March 6, 2007 at 12:47 PM #170661AnonymousInactive
After a little more digging, I think I may have come upon a solution. Let me run this past the experts. I keep seeing mentioned a Beachtek adapter that some are using to add XLR ports to their cameras. So I checked out their site and found the DXA-2s that says it can take either line or mic input and pass that to the mic input on the camera. I am sure I can either get an XRL feed from the mixer, or adapter the 1/4" to XRL. Run this through the Beachtek and into the mic input. That frees up the AV port for the screen feed, and I still have the firewire going to the computer.

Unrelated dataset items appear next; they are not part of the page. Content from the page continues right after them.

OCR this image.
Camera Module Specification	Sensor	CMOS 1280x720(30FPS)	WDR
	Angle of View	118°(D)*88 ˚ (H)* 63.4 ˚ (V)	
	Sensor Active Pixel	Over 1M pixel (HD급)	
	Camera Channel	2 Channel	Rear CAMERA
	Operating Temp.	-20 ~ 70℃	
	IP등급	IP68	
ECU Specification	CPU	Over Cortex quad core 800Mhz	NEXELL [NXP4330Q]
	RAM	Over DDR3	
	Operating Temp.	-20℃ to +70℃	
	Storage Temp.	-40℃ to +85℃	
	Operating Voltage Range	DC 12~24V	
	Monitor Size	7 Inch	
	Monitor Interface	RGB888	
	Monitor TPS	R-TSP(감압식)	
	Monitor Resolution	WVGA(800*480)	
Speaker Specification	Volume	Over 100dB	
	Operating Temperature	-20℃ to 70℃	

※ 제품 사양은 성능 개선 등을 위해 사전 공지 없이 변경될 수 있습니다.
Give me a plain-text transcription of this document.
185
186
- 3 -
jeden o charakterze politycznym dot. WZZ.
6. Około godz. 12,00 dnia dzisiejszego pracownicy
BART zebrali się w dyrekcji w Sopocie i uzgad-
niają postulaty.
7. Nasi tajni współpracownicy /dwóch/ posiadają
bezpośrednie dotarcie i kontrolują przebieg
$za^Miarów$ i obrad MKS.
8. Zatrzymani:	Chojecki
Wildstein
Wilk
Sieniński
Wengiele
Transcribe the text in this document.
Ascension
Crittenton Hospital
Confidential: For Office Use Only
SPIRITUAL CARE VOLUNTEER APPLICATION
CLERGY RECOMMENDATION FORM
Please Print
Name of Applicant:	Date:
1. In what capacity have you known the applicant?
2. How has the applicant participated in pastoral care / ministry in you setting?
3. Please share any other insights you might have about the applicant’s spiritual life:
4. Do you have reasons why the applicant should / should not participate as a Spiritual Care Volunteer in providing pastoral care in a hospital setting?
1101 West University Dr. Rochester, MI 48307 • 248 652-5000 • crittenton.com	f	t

Am I correct in my reasoning?
March 6, 2007 at 5:40 PM #170662AnonymousInactive
The ports I have available are a mic port (unused at this time), AV port (1/8" stereo + video currently used as input from mixer, but wish to use to feed the foyer screens), IEEE1394 (firewire going to computer for hard drive capture), headphone and USB (both irrelevant to this discussion).
My thinking is to replace the feed from the mixer to the AV port with the mixer feeding to the Beachtek and the Beachtek going to the mic input. The Beachtek is switchable between line and mic level, so I would select line. This frees up the AV port so that I can output the audio and video for the foyer.